What has become of my unky moods? I was becoming addicted to posting the little post it note drawings in my Mood of the Moment section, and now they are gone, the website no longer accessible. I noticed I'm not the only one with the problem. Poor unky seems to have been sucked into cyberspace with no forwarding address. I tried to replace him with an emoticon but I haven't figured out the correct html language to use to get it to show up properly and I'm too java-less at the moment to expend too much brain power on it. I hope unkymoods come back up. They were fun. (I'm easily amused...)
I am starting the First Draft in 30 Days process in earnest today. I have edited all but the last chapter of The Outlaw Bride. I'm still waiting on critiques for the final chapter before I complete those, so for now I'm throwing myself into D&B and on getting an outline completed before I leave for Reno on the 26th. Which means my 30 days are really now only 24. Guess I best get my butt in gear.

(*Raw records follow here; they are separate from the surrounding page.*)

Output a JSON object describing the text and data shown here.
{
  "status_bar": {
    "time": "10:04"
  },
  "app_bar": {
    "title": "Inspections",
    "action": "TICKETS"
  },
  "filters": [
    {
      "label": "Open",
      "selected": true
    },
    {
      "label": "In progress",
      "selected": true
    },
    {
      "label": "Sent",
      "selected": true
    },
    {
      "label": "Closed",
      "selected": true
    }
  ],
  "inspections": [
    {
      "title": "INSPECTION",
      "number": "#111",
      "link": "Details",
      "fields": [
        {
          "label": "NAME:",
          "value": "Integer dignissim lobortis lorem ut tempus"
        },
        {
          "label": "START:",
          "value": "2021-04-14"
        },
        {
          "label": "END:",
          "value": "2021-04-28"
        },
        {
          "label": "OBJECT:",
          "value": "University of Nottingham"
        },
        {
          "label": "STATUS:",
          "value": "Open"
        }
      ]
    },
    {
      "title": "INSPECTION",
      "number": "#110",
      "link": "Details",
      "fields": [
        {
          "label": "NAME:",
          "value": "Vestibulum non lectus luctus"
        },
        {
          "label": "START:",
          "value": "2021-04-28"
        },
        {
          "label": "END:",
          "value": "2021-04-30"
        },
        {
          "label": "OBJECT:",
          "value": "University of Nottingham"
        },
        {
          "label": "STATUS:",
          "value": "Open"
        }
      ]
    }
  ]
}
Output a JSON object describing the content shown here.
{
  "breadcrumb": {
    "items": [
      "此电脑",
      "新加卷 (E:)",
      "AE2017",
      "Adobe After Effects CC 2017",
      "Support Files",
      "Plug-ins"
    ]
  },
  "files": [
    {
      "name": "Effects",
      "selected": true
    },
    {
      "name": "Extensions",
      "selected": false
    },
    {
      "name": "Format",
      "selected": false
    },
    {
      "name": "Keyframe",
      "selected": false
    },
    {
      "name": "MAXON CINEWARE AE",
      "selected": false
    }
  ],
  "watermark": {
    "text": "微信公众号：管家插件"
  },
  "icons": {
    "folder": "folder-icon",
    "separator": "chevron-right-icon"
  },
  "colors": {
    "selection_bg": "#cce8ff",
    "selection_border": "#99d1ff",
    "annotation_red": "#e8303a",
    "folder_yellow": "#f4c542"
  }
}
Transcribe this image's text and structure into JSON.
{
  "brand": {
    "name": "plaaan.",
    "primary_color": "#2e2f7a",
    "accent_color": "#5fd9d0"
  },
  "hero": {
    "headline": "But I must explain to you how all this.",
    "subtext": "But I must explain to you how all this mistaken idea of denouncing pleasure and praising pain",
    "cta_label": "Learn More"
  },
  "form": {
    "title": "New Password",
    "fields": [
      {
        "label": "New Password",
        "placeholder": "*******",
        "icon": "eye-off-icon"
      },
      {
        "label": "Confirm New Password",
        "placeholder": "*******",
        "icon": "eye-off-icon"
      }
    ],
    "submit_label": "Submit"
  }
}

It feels good to have The Outlaw Bride finished, even if the final read through still remains. Someone at work asked me if I felt good about the story. It was the first time anyone had actually asked me that and I realized that yes, I was. More so than I thought I would be when I first came up with the premise two years ago. Through all the ups and downs of plotting and writing the characters really grew on me and by the time I started the rewrite in earnest, I had developed a great affection for them. I'll be sorry to see them go when it's all said and done. But I'm too excited to start the next set of books to mope around and feel sad about it.
Onward and upward I guess. And with only 24 days left to pound out a first draft, who has time for moping anyway??